Wine Victoria Chair, Damien Sheehan, today welcomed the announcement of a two-year research partnership between the Victorian Government and the Australia Grape and Wine Authority to fight a vineyard pest – Phylloxera.
"Wine Victoria has made representations to the State Government on the need to continue to invest in research and development activities that will help to address this biosecurity issue. We are very pleased with the $580,000 partnership," Mr Sheehan said.
Phylloxera attacks the roots of European grapevines (Vitis vinifera) eventually killing those vines it infests and moving on to others. The only remedial action is to remove these vines and replant with a vine over resistant rootstock.
"This process can be about four times the cost planting the original vine. The cost of re-planting the vineyard and years of lost production while establishing the new vines can be devastating," Mr Sheehan said.

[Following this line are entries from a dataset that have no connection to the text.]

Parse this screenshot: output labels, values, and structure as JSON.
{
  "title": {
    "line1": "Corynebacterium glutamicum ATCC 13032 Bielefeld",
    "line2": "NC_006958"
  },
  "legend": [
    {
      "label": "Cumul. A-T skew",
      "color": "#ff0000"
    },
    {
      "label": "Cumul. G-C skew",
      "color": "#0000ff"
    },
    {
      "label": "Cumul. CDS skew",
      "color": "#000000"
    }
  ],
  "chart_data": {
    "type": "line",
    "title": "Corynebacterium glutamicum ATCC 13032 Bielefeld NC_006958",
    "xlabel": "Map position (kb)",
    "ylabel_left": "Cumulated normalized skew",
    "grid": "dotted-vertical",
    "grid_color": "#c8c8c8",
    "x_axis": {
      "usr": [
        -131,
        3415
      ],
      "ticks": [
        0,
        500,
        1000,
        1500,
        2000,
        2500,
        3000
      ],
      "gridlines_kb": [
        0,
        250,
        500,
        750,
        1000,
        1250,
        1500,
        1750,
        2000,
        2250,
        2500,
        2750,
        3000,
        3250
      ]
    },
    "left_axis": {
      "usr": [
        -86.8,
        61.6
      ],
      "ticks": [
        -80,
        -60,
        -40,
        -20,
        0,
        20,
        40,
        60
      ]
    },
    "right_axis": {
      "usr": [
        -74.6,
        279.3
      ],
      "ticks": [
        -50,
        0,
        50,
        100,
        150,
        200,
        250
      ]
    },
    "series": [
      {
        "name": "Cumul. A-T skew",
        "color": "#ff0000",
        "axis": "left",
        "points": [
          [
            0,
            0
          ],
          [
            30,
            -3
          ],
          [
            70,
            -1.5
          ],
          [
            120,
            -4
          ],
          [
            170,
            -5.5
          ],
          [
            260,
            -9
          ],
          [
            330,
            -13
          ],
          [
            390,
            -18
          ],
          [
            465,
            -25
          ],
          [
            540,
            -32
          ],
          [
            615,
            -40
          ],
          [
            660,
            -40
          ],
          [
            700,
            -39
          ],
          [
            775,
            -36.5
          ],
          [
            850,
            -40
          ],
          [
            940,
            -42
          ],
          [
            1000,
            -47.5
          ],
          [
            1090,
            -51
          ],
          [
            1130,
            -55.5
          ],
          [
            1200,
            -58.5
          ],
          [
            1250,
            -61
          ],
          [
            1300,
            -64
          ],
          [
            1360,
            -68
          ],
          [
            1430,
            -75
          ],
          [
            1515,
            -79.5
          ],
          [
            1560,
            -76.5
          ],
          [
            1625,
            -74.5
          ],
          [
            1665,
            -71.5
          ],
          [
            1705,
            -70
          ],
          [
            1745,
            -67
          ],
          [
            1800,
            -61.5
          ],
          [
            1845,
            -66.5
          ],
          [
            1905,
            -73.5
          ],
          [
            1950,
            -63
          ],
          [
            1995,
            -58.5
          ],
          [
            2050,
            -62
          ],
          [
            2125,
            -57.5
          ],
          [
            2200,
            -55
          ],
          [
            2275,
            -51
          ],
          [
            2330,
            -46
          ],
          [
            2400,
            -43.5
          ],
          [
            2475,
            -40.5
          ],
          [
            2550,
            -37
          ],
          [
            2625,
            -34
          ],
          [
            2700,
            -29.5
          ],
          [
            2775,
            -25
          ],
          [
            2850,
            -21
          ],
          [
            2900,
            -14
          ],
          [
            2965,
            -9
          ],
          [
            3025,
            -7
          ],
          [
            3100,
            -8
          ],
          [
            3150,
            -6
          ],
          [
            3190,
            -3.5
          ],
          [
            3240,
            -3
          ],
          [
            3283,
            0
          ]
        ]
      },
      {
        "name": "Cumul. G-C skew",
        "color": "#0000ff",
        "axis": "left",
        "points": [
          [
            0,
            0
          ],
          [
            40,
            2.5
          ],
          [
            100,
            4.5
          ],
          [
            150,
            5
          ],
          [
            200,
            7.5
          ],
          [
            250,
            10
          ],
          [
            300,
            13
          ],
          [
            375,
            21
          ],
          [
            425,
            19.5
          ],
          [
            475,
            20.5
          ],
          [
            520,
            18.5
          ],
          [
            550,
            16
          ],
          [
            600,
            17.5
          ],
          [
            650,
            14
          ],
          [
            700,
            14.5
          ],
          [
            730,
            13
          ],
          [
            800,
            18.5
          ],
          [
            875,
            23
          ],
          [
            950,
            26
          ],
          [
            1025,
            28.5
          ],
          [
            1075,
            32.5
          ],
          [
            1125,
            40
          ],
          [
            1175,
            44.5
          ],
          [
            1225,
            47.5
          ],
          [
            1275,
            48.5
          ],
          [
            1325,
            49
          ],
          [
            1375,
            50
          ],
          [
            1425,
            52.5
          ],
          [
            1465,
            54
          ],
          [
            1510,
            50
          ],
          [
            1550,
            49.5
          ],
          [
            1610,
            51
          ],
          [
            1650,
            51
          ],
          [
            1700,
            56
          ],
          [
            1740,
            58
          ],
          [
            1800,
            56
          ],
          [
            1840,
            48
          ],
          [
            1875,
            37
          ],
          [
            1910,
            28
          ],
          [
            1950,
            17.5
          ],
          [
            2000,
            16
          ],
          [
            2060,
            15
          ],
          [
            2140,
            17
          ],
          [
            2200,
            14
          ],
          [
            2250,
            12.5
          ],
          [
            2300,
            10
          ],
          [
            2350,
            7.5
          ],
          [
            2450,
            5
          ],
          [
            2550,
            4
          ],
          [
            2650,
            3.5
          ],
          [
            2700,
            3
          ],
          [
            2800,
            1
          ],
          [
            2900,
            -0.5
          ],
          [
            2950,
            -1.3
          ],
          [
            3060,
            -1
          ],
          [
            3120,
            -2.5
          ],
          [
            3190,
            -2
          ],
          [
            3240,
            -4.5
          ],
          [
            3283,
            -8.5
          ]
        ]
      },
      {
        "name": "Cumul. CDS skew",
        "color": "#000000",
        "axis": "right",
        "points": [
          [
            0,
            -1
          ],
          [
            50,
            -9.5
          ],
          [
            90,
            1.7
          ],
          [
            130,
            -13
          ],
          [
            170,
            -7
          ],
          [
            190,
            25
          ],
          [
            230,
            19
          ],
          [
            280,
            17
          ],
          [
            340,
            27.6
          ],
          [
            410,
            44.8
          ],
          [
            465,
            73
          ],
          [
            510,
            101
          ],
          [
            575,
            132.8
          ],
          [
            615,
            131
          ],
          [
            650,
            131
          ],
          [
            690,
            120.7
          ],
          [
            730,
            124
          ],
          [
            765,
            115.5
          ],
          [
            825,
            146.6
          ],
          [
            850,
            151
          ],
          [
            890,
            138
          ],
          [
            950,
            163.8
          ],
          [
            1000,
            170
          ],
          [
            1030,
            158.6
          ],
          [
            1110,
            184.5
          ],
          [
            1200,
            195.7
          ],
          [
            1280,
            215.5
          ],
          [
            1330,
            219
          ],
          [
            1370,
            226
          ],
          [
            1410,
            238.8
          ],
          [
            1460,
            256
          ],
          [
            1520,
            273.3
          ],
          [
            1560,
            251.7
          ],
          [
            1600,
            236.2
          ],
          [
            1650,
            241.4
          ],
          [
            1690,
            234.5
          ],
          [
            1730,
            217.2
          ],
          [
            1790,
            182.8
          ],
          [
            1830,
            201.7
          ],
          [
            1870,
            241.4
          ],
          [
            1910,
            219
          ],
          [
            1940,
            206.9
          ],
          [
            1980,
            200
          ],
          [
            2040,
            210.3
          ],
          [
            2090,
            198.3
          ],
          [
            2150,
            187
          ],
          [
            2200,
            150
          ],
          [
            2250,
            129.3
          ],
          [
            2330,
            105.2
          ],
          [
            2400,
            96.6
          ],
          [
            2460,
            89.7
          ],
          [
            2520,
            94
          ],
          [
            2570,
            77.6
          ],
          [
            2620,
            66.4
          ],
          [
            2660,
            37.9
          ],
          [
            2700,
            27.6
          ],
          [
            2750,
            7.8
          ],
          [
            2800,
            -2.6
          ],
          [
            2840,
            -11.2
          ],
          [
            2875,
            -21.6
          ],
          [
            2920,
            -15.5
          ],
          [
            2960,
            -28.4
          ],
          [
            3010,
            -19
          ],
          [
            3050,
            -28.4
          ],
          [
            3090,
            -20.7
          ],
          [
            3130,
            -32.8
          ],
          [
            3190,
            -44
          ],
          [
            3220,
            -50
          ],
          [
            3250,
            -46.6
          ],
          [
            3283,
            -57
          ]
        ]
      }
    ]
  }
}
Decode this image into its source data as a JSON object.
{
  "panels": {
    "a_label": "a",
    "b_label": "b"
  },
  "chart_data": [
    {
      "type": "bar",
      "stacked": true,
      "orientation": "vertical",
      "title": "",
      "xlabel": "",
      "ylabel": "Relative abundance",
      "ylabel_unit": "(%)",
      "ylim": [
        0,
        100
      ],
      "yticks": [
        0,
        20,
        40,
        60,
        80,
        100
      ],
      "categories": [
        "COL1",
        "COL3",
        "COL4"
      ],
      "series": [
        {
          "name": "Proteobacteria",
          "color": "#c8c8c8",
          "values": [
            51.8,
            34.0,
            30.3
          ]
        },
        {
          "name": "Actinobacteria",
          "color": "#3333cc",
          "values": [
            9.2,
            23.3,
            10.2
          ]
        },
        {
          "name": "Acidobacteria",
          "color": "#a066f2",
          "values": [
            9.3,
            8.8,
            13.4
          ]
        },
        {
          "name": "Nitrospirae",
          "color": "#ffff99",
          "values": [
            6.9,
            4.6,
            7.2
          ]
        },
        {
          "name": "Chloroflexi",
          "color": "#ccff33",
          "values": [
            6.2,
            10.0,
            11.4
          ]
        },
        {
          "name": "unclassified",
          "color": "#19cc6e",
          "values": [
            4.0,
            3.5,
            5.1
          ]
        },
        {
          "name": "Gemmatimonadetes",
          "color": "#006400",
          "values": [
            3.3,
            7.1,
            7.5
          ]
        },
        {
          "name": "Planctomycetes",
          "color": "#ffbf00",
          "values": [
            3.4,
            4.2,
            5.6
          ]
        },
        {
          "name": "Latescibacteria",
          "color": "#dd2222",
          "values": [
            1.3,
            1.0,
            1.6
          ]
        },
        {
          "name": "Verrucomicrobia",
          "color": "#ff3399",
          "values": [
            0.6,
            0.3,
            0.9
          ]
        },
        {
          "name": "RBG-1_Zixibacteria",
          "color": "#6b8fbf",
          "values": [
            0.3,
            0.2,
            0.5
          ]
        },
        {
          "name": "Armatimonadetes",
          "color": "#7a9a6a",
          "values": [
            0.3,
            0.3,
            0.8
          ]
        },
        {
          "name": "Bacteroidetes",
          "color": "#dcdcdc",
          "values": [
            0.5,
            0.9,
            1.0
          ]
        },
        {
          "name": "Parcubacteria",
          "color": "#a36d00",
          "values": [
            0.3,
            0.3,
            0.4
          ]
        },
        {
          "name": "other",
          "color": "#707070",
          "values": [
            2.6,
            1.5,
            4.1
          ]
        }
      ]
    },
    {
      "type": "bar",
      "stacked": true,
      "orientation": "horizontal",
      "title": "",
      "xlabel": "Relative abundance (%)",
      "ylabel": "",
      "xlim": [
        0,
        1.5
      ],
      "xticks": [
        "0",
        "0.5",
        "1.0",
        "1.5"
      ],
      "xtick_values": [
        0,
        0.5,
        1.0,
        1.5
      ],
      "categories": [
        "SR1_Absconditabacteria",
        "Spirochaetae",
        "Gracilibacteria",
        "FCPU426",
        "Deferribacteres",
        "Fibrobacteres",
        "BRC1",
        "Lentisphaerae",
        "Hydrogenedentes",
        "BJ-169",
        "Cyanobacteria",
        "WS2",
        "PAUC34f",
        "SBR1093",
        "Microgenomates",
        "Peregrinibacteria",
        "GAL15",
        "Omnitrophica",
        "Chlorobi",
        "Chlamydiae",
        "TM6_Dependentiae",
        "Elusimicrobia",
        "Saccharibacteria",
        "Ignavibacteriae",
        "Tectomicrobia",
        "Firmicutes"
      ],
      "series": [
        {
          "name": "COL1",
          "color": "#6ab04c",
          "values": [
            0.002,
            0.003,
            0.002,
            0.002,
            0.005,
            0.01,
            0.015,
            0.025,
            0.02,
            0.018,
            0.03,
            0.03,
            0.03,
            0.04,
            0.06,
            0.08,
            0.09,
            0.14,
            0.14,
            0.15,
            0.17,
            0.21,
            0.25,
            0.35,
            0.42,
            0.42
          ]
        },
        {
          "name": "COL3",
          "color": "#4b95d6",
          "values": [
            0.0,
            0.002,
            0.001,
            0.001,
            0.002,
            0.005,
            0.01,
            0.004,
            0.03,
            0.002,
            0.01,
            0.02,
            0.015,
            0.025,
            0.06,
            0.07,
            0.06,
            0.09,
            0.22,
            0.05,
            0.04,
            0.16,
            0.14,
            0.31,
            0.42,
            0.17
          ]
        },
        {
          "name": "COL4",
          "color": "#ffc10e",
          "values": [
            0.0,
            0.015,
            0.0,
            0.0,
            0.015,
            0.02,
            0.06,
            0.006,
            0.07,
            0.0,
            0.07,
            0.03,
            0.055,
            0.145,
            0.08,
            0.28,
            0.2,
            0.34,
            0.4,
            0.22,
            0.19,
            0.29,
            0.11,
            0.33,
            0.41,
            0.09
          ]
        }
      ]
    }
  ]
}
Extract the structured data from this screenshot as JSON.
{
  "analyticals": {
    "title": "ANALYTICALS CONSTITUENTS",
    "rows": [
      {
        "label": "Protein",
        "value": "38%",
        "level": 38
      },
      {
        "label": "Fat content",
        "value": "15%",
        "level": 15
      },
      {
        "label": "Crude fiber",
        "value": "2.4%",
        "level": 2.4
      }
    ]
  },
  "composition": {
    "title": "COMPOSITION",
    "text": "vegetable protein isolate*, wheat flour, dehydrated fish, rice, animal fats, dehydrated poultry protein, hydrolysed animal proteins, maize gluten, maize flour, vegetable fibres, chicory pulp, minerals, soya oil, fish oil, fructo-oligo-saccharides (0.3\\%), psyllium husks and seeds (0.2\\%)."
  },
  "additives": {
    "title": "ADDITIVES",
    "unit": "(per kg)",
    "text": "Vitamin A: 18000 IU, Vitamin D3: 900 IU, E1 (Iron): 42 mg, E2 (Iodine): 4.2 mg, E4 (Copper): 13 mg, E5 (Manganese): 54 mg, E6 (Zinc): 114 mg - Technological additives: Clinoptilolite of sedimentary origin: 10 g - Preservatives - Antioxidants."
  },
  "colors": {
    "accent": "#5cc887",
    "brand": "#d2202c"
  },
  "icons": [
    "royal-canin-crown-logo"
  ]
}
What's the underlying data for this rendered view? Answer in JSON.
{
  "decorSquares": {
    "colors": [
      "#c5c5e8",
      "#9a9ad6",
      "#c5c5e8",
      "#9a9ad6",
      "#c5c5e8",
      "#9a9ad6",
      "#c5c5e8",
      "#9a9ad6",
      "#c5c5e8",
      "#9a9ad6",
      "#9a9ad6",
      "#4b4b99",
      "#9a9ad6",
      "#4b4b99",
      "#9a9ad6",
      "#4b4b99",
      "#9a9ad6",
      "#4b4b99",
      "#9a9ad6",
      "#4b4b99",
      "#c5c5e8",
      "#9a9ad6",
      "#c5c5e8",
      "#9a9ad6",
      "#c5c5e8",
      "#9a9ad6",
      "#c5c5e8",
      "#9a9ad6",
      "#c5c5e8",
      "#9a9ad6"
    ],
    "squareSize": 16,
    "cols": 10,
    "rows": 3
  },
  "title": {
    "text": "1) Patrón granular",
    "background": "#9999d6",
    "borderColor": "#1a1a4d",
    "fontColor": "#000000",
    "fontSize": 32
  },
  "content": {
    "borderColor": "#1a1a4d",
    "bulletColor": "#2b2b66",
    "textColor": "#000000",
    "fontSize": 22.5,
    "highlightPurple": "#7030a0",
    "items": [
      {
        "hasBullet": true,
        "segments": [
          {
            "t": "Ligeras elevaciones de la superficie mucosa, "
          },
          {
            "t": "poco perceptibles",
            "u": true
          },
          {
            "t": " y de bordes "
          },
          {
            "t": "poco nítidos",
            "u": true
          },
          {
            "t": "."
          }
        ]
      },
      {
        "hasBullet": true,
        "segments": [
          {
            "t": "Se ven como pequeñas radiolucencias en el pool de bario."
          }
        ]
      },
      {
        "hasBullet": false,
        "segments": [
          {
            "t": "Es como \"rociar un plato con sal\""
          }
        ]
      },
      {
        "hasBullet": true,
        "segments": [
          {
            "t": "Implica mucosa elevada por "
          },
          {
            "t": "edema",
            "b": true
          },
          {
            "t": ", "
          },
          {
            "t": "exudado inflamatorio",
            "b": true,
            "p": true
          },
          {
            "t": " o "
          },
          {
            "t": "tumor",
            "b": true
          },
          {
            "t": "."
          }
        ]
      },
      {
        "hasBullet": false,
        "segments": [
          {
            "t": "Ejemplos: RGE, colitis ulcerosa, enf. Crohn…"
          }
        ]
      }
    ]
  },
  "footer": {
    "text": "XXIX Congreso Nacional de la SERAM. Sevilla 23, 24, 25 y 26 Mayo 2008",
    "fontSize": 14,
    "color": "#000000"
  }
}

"Biosecurity and other issues such as a high Australian dollar and a narrowing retailing market continue to chip away at the profitability of our industry. This investment will assist in the task of turning the tide for Victorian Winemakers and Grape Growers," he said.
Victoria has 21 distinct wine regions that span the state. There are almost 800 wineries that produce a wide range of wine varieties that are exported to more than 80 countries. The Victorian wine industry is currently worth $1.04 billion per annum and our industry exports more than 120 million litres of wine every year.
"The wine industry is one of the last regionally-based manufacturing industries that value-adds, directly employing over 2,600 regional Victorians in grape growing and winemaking, and indirectly employing more than 11,500 through administration, tourism and hospitality functions," Mr Sheehan said.
"We look forward to working with the Government on this project which will strengthen the Victorian wine industry, ensuring our industry can continue to support the prosperity of our state," he said.